Wreszcie prawą stroną atakował Jakub Luberda, ale nie pchał się z akcją na siłę, tylko posłuchał wołania Dawida Basty, żeby mu wycofać piłkę. Potem obrońca górali huknął z 18 m, z wysokości prawego narożnika pola karnego, a futbolówka wylądowała pod poprzeczką trzebińskiej bramki.

Druga część rozpoczęła się pomyślnie dla miejscowych, bo Dariusz Gawęcki płaskim strzałem, oddanym z pola karnego, pokonał Mariusza Różalskiego. Chwilę później minimalnie przestrzelił Mateusz Stanek.

Jednak po dograniu z rzutu wolnego Adriana Ligienzy, głową piłkę do siatki wpakował Michał Bedronka.

Goście mieli kolejne okazje do podwyższenia wyniku. Po zagraniu Ligienzy, Rafał Komorek przegrał pojedynek z Wróblem (66 min). Z kolei Michał Czubin ograł trzebińskiego bramkarza, ale spudłował. Po precyzyjnym strzele Ligienzy z rzutu wolnego mecz został rozstrzygnięty, a gol Komorka był już tylko na dobicie gospodarzy.

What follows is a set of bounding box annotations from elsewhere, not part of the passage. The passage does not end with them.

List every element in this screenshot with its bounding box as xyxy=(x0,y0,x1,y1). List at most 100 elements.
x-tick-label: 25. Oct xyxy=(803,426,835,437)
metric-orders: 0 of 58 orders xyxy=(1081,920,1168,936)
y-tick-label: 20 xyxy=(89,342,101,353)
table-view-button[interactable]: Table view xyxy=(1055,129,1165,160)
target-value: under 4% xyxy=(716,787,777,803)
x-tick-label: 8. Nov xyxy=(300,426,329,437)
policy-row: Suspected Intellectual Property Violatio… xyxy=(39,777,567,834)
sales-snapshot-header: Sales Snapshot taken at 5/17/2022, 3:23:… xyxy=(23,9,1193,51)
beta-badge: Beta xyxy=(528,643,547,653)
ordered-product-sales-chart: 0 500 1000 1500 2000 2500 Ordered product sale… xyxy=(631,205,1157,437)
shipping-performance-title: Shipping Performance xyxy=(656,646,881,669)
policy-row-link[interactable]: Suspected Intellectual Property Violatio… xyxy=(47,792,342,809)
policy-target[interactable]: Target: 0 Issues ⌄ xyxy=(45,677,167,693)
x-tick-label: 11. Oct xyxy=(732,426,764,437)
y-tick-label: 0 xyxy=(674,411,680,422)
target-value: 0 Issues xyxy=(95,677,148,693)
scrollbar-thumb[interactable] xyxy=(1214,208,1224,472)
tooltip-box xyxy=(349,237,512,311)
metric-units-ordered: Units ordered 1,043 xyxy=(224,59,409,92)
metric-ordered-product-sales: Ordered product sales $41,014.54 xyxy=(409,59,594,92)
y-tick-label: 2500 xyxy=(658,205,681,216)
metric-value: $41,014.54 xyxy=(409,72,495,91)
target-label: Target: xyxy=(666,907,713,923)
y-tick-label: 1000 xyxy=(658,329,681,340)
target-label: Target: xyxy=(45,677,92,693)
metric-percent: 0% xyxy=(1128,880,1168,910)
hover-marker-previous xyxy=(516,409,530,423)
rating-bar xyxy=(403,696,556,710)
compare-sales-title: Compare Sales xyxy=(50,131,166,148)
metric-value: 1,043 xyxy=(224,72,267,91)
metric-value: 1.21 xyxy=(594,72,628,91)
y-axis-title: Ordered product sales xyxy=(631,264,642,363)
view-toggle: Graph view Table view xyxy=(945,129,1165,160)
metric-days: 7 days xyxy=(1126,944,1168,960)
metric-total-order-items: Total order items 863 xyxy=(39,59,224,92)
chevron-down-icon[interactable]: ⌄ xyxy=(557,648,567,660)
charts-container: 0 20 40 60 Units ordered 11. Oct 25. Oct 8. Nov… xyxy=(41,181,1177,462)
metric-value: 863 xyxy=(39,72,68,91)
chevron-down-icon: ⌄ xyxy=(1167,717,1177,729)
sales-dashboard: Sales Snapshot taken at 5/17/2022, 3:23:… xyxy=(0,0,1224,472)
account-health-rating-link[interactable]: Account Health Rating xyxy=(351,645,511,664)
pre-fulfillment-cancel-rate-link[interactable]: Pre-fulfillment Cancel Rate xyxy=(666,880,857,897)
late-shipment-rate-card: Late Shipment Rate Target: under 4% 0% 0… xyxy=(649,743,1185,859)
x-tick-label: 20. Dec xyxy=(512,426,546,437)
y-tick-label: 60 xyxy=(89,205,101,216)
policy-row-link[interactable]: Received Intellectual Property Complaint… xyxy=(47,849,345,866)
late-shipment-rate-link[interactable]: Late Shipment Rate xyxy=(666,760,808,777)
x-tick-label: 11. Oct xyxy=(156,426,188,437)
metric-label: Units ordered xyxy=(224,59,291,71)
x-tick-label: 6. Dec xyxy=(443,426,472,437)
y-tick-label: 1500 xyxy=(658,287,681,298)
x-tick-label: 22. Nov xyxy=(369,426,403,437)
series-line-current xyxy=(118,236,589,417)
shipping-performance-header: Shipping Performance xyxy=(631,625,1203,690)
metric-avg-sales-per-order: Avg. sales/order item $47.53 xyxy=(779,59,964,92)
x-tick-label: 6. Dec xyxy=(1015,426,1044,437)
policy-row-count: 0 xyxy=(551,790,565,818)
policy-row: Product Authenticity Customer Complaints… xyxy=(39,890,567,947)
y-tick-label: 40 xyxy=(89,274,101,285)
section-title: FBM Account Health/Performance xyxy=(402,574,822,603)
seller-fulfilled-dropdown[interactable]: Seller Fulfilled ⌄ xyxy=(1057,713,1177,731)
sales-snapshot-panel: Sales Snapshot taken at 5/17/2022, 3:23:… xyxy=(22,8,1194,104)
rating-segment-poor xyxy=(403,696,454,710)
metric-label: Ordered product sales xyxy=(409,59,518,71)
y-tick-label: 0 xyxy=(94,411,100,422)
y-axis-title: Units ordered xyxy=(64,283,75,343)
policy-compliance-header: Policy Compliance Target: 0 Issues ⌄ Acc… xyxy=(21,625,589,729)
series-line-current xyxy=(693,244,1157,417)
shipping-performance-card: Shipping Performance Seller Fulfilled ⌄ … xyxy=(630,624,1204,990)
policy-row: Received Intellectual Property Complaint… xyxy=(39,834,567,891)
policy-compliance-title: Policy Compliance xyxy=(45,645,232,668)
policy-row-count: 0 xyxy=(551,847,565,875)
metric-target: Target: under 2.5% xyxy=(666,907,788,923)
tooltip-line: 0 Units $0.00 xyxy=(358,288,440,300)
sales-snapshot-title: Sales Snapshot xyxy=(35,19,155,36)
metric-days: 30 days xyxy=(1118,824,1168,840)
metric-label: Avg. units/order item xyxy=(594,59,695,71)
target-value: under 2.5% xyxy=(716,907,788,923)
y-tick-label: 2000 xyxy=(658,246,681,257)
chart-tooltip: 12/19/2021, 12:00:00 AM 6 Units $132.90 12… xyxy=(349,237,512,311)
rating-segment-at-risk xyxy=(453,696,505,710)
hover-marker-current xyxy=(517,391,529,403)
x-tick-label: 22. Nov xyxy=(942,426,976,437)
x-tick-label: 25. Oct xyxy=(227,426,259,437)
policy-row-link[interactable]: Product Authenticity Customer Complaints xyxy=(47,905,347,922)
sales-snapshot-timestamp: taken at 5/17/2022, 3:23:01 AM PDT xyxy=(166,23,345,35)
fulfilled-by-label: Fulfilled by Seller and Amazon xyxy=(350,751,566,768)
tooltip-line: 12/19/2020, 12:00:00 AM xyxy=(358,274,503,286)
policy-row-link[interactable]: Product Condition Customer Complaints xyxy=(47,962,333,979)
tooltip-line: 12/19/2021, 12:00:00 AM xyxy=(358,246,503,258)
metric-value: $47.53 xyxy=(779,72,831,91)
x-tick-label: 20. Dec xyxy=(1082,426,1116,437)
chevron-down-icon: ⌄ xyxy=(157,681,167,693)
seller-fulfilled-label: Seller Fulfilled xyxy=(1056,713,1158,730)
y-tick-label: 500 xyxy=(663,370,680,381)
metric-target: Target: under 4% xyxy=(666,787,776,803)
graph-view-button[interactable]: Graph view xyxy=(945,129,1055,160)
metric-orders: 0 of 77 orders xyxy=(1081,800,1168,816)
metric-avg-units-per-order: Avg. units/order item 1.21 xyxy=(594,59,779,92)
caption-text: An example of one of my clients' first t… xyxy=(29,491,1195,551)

- Trudno wyobrazić sobie lepszy scenariusz, skoro na początku drugiej połowy wróciliśmy do gry. Ambicji moim zawodnikom nie mogę odmówić. Do końca walczyli o jak najkorzystniejszy wynik. Tymczasem przegrywamy mecze detalami – powiedział Robert Moskal, trener trzebinian.

- Mamy dobrą passę, więc chcieliśmy w Trzebini ją podtrzymać i to nam się udało. Gola straciliśmy po prostym błędzie, bo nie potrafiliśmy wybić piłki z własnego pola karnego. Na szczęście była to jedyna rażąca wpadka – powiedział Dariusz Siekliński, trener Podhala. - Strzeliliśmy dwa gola po stałych fragmentach i są to pierwsze tego typu gole odkąd jestem w Podhalu. Cieszą gole zdobyte po akcjach. Nie interesuje nas styl rywali. Zawsze staramy się grać swoją piłkę.

MKS Trzebinia/Siersza – Podhale Nowy Targ 1:4 (0:1)
Bramki
: 0:1 Basta 39, 1:1 Gawęcki 48, 1:2 Bedronka 63, 1:3 Ligienza 87, 1:4 Komorek 90+2.

Trzebinia: Wróbel – Martyniak, Górka, Kalinowski, Ołownia – Domurat (65 Mizia), Gawęcki, Majcherczyk (65 Włodyka), Jagła (65 Kowalik) – Sochacki, Stanek (81 Niechciał).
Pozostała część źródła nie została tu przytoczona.